Reflete sobre a ressignificação do cuidado de Enfermagem, a partir dos pilares ontológico, epistemológico e metodológico.
Vários teóricos que investigam o cuidado de Enfermagem, em distintos contextos, sob diferentes perspectivas e pressupostos filosóficos, são uníssonos em concordar que, apesar do cuidar ser inerente a todo ser humano, há uma especificidade no cuidado de Enfermagem, que o diferencia daquele que pode ser realizado por qualquer pessoa.
Interessante que, paradoxalmente, embora o cuidado seja o processo que mais caracterize a Enfermagem, configura-se no menos valorizado dentre os processos de trabalho (cuidar ou assistir/intervir; pesquisar/investigar; ensinar/aprender e gerenciar). Apontam-se, em síntese, alguns motivos que corroboram para essa problemática: a constituição histórica da Enfermagem, transitando de uma ação a ser realizada por qualquer sujeito a uma profissão regulamentada por leis, com saberes e fazeres singulares na área da saúde, somando-se à divisão social do trabalho, com a valorização das atividades ditas intelectuais, em detrimento das manuais. A seguir, serão discutidos esses motivos, a fim de que possamos compreendê-los de forma mais ampliada.
Sob essa perspectiva, inicialmente, a investigação sobre essa questão pode ser instigada ao pensar que muitos enfermeiros se negam a realizar esse cuidado, porque acreditam que determinadas tarefas, tais como: higiene pessoal, medidas de conforto, preparo do corpo pós morte, auxílio na alimentação, administração de medicamentos, entre outros, desvalorizariam seu exercício laboral. Quando, na realidade, essas ações integram e até mesmo enaltecem o cuidado de Enfermagem, posto que se reportam para as necessidades integrais do sujeito a ser atendido e, para a sua realização, necessitam do saber-fazer do enfermeiro.
Entretanto, é preciso recordar que essa ideia que, ainda existe, de algum modo, na Enfermagem não foi forjada aleatoriamente, provém de uma construção histórica. Dentre tantos fatores que contribuíram para isso, destaca-se a divisão social do trabalho nessa área, por vezes ratificada, por vezes refutada, mas sempre presente ao longo do tempo. Na realidade, a divisão social do trabalho na Enfermagem foi institucionalizada, na Inglaterra, no século XIX, por Florence Nightingale. Utiliza-se o termo “institucionalizada”, a fim de ressaltar o papel que essa personagem histórica teve nesse processo.
Ao instituir a escola de Enfermagem no Hospital Saint Thomas, em Londres, ainda na seleção e formação das candidatas, Nightingale já realizava segmentação conforme as condições socioeconômicas das alunas. As mulheres de classe social elevada, chamadas de lady nurses, ficavam com as tarefas de supervisão, administração, organização da instituição hospitalar, enquanto aquelas menos favorecidas social e economicamente, as nurses, eram preparadas para o cuidado direto ao enfermo, à assistência, devendo obediência às ordens que lhe fossem dadas. Embora, vale frisar, essa divisão do trabalho já existisse antes de Nightingale, não de forma “institucionalizada”, haja vista que, a título de ilustração, cita-se o caso das senhoras pertencentes às confrarias, que ficavam com o trabalho mais intelectual e as irmãs de caridade, advindas dos vilarejos, ocupavam-se do trabalho manual.

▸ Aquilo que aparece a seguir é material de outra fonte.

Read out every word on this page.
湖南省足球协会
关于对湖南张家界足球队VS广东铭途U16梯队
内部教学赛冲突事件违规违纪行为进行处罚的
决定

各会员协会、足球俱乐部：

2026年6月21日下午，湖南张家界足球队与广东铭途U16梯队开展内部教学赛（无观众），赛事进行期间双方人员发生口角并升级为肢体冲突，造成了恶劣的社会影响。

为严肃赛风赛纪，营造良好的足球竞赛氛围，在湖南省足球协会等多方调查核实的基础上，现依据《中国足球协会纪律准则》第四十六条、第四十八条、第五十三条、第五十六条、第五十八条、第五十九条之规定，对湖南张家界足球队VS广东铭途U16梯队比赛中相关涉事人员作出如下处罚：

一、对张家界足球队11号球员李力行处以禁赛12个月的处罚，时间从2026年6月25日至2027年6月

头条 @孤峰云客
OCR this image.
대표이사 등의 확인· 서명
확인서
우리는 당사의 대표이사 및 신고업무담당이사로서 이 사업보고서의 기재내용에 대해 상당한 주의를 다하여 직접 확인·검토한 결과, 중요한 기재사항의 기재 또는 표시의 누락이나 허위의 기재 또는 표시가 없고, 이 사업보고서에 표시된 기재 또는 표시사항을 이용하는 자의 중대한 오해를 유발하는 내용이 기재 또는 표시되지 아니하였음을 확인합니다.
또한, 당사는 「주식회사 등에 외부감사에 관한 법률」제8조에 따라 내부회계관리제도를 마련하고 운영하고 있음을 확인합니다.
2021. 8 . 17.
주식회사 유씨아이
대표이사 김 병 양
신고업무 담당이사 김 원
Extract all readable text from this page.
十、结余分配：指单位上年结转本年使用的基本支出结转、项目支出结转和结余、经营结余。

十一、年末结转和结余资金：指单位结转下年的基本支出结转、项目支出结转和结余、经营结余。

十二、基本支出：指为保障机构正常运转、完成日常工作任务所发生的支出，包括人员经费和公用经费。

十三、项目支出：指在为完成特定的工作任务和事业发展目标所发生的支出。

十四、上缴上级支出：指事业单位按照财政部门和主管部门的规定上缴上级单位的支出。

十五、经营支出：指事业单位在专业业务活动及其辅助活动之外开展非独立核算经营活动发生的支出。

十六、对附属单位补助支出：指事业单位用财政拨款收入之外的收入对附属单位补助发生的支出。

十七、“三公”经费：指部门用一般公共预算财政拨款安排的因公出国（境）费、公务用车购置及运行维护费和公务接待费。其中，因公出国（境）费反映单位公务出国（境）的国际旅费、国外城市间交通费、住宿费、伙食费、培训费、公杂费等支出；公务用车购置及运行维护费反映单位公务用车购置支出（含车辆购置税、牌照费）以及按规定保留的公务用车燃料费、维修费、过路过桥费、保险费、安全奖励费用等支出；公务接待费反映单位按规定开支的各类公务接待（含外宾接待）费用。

Outro motivo da desvalorização do cuidado realizado pelos enfermeiros reporta-se à sua gênese, por estar atrelada ao cuidado, tido como ação que qualquer um poderia realizar, sem necessitar de um saber específico. A Enfermagem foi considerada inferior, rendendo-lhe inclusive certa invisibilidade ou minimização da sua relevância dentre as outras profissões da saúde, o que se materializou inclusive na remuneração financeira, sem definição de piso salarial condizente com a relevância dos serviços prestados. Por essa razão, provavelmente, o cuidado venha, em alguns momentos, se reduzindo a procedimentos técnicos, atos mecânicos; restringindo, pois, como consequência, o sujeito que procura o serviço de saúde a uma patologia, a uma situação clínica, a um conjunto de sinais e sintomas a ser tratado.
Nesse sentido, compreende-se a necessidade de que ocorra um processo de ressignificação do cuidado Enfermagem, a fim de que os profissionais que a constituem, em nível superior e técnico, possam reconhecer a especificidade do cuidado a partir das suas múltiplas dimensões. Sendo assim, objetiva-se, neste estudo, refletir sobre a ressignificação do cuidado de Enfermagem, a partir dos pilares ontológico, epistemológico e metodológico.